Elle avait travaillé comme une forcenée sur le plan « Ambition 2030 »
et sa première ébauche prenait forme.
L’ayant à peine remerciée, Etienne lui avait signifié qu’il n’avait plus besoin
d’elle à ce stade du projet. Les éléments techniques étant posés, il arrivait
au stade de son travail où il excellait. Il fallait tout mettre en forme et
habiller le projet de l’esprit maison.
Habituée à ce mode de travail, Magali s’était retirée et
avait quitté le bureau un peu plus tôt que d’habitude. Sa vie sociale avait un
peu pâti de son rythme de travail des dernières semaines, mais elle évita
d’appeler qui que ce soit. Elle se garda bien également de rentrer directement chez elle. Arrivée
dans une rue colorée de Paris, elle décida de commencer par un peu de détente.
Elle repéra un petit restaurant marocain sur lequel elle jeta son dévolu. Pour
une fois, elle décida de se lâcher et se commanda un couscous brochette, accompagné
d’une demi- bouteille de gris de Boulaouane. Il était encore tôt et elle était seule cliente dans le
restaurant. Le patron la vit engouffrer
son couscous, se resservir deux fois et descendre la demi- bouteille de vin. A
la fin du repas, Magali sentait une douce chaleur l’envahir. Elle était toute revigorée et, un double café bu, elle
était prêt à attaquer la deuxième partie de sa soirée.

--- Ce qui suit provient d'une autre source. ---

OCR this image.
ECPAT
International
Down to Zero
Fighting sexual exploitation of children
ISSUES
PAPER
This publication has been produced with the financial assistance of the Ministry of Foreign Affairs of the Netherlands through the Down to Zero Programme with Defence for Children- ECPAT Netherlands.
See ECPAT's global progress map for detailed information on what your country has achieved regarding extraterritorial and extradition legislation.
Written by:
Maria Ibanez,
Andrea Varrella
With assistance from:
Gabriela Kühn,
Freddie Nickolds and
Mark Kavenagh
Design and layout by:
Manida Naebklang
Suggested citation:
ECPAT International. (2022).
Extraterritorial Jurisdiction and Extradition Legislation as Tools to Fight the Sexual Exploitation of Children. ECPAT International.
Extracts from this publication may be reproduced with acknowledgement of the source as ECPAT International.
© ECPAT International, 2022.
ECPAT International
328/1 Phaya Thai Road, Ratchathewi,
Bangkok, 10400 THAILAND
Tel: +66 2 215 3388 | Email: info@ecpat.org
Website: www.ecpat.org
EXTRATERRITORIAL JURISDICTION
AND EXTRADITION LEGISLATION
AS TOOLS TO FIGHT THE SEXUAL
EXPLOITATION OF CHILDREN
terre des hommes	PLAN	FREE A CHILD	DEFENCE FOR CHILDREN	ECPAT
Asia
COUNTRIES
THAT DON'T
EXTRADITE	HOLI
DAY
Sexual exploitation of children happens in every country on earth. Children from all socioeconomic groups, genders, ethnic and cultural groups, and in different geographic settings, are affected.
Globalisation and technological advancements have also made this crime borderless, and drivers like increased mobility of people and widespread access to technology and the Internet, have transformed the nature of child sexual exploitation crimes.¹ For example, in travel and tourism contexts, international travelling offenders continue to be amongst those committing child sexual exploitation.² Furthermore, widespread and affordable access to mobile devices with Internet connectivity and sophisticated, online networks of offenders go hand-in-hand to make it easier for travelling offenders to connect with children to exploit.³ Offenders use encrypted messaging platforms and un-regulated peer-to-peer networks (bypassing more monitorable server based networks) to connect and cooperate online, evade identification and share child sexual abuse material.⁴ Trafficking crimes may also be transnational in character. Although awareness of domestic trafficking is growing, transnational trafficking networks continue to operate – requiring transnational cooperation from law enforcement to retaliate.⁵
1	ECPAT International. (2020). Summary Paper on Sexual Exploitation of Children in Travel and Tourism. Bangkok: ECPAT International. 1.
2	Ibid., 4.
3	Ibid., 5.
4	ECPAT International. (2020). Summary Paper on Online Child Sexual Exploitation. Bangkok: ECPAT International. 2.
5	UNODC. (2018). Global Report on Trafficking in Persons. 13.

Sortant du restaurant, elle se dirigea vers un ciber-café
qu’elle avait préalablement repéré. Elle paya en liquide pour deux heures
d’utilisation d’un poste internet. Il lui fallut moins d’une heure pour boucler
l’opération. Elle commença par les sites X et visionna quelques images assez
crues, qu’elle enregistra sur une clé USB neuve, achetée pour l’occasion. Satisfaite,
elle poursuivit ses recherches jusqu’à atteindre un site pédophile. Elle sourit de contentement lorsqu’elle tomba sur une série de vues qui
représentaient des enfants de cinq à six ans en position scabreuse avec des
adultes libidineux. Elle chargea tout sur sa clé USB et nota soigneusement les chemins d’accès qu’elle
avait utilisés. La tâche avait été plus facile que prévu. Elle s’en indigna un
peu, mais pas trop et rentra chez elle avec le sentiment du devoir accompli.
Une semaine plus tard
Etienne releva la
tête de son ordinateur, se leva et s’étira avec satisfaction. Son intervention
devant le comité de direction du lendemain était prête à temps. Il n’était pas un improvisateur et savait que
c’était son point faible ; il devait avancer sur des rails bien tracés et
ne pas s’écarter de sa présentation. Il était satisfait de son travail mais
gardait malgré tout un fond d’inquiétude ; on ne lui avait jamais confié
un dossier d’une telle importance.
Se trouvant seule avec lui, Magali s’inquiéta maternellement
de sa mauvaise mine. Tu as une tête de déterré lui dit-elle, Prend garde à ta
santé. Il en rit et la rassura. Elle lui proposa de relire sa présentation pour
vérifier qu’il n’y ait pas de coquille et, comme prévu, il refusa. Il ne montrait
jamais une présentation à l’avance, pour ne pas laisser à un éventuel contradicteur le loisir de
trouver une faille dans son raisonnement. Invité au comité de direction pour la
première fois, il n’avait pas dérogé à son principe, malgré l’usage qui voulait
que les documents parviennent aux participants
au moins deux jours avant la réunion. C’était clairement une première
faute et Magali, malgré son manque d’expérience, l’en avait prévenu. Sans
surprise, il avait balayé sa remarque d’un revers de main.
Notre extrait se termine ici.